$17 EPS in the near future is extremely unlikely. This is not the way Musk operates. When the current operation starts to print money Tesla will use that money to start new products, features that initially will take time to become profitable. You should read the secret plan. it is not to make money as fast as possible, but to advance sustainable transportation, etc. Being profitable is important, some programs being very profitable is also important to help starting projects. This will not be a dividend play as long as Musk is the CEO.
Faster growth does come at the expense of short term profits due to higher R&D, higher product ramp costs, higher depreciation etc.
However this just lowers profits, it does not make profits impossible.
You need to look at every company in detail on a case by case basis to see where the growth vs profits tradeoff balances out.
In Tesla's case it looks very likely that they have hit escape velocity and profits can grow significantly while still investing to grow at its maximum rate (bottlenecked by other factors such as management bandwidth, regulatory permits, labour availability etc).
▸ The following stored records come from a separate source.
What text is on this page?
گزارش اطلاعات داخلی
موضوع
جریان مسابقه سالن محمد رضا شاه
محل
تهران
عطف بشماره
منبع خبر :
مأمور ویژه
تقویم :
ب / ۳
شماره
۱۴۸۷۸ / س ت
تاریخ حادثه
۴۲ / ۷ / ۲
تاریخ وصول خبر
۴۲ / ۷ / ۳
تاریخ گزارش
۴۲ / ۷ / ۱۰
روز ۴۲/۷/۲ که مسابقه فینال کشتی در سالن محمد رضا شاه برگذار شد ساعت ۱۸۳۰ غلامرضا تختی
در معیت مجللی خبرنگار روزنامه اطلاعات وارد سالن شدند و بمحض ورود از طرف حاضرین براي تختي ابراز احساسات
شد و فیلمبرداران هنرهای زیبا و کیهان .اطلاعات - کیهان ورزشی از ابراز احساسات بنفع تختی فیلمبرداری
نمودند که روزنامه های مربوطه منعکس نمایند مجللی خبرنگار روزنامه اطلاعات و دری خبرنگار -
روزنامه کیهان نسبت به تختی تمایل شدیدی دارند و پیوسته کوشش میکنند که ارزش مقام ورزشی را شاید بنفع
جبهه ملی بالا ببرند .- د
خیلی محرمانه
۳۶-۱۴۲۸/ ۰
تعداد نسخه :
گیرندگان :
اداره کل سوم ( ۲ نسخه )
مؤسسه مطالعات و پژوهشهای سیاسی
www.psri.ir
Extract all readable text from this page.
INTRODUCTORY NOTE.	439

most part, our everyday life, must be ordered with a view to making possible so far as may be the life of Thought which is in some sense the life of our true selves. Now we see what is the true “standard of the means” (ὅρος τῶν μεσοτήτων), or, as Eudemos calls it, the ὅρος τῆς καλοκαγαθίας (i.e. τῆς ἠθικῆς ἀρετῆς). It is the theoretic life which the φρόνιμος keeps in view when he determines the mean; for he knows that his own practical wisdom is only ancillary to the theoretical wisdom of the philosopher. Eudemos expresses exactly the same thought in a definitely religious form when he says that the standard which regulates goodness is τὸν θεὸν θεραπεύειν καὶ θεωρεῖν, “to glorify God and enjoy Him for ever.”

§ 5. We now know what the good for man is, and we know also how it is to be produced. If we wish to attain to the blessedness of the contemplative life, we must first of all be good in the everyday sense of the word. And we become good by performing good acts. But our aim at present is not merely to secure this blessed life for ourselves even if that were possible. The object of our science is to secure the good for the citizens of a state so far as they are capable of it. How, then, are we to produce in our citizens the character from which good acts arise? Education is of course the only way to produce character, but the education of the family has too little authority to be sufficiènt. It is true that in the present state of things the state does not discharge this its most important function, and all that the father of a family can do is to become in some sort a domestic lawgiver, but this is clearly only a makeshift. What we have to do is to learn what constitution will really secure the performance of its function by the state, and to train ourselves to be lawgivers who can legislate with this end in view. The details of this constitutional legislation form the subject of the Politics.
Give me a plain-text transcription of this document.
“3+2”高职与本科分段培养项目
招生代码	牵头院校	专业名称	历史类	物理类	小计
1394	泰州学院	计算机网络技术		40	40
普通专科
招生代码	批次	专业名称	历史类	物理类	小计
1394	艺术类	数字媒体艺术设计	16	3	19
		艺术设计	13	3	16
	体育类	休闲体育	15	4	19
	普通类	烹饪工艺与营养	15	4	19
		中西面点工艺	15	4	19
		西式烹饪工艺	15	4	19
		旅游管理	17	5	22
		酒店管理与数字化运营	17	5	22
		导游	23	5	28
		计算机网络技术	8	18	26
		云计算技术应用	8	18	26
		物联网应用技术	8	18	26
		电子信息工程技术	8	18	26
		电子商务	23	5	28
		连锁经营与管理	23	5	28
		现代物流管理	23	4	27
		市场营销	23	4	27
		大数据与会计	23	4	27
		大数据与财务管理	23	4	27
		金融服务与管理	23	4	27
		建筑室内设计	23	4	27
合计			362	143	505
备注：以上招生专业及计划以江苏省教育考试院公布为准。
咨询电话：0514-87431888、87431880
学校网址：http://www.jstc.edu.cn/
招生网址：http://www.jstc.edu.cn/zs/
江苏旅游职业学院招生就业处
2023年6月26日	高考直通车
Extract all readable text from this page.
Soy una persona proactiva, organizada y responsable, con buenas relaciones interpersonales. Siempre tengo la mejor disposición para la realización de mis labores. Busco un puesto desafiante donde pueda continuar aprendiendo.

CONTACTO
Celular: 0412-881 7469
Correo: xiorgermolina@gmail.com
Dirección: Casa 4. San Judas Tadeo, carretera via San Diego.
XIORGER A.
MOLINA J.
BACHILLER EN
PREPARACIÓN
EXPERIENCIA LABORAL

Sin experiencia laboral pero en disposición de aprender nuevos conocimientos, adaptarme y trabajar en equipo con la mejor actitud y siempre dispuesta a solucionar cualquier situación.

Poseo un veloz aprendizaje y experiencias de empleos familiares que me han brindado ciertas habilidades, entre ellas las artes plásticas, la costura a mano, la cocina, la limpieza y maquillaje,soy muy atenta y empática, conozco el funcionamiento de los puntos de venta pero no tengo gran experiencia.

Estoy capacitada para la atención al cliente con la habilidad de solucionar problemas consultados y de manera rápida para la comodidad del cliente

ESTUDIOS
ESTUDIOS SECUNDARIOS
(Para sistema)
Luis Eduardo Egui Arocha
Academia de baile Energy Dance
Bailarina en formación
A key reason why it looks like they have reached this profit escape velocity is because of the extreme R&D efficiency at Elon's companies. They can invent a huge number of things and bring a huge number of products to market on a relatively small R&D budget. R&D would have to grow in the 100s of %s to cancel out gross profit growth.
They have also worked to increase capex efficiency, but it is harder to have as dramatic an advantage here as they have for R&D relative to the market. I think Tesla may step up capex (and M&A) as profit and operating cash flow grow to maximise volume growth and run the company to free cash flow neutral. However I think this will still deliver rapidly increasing profits from here.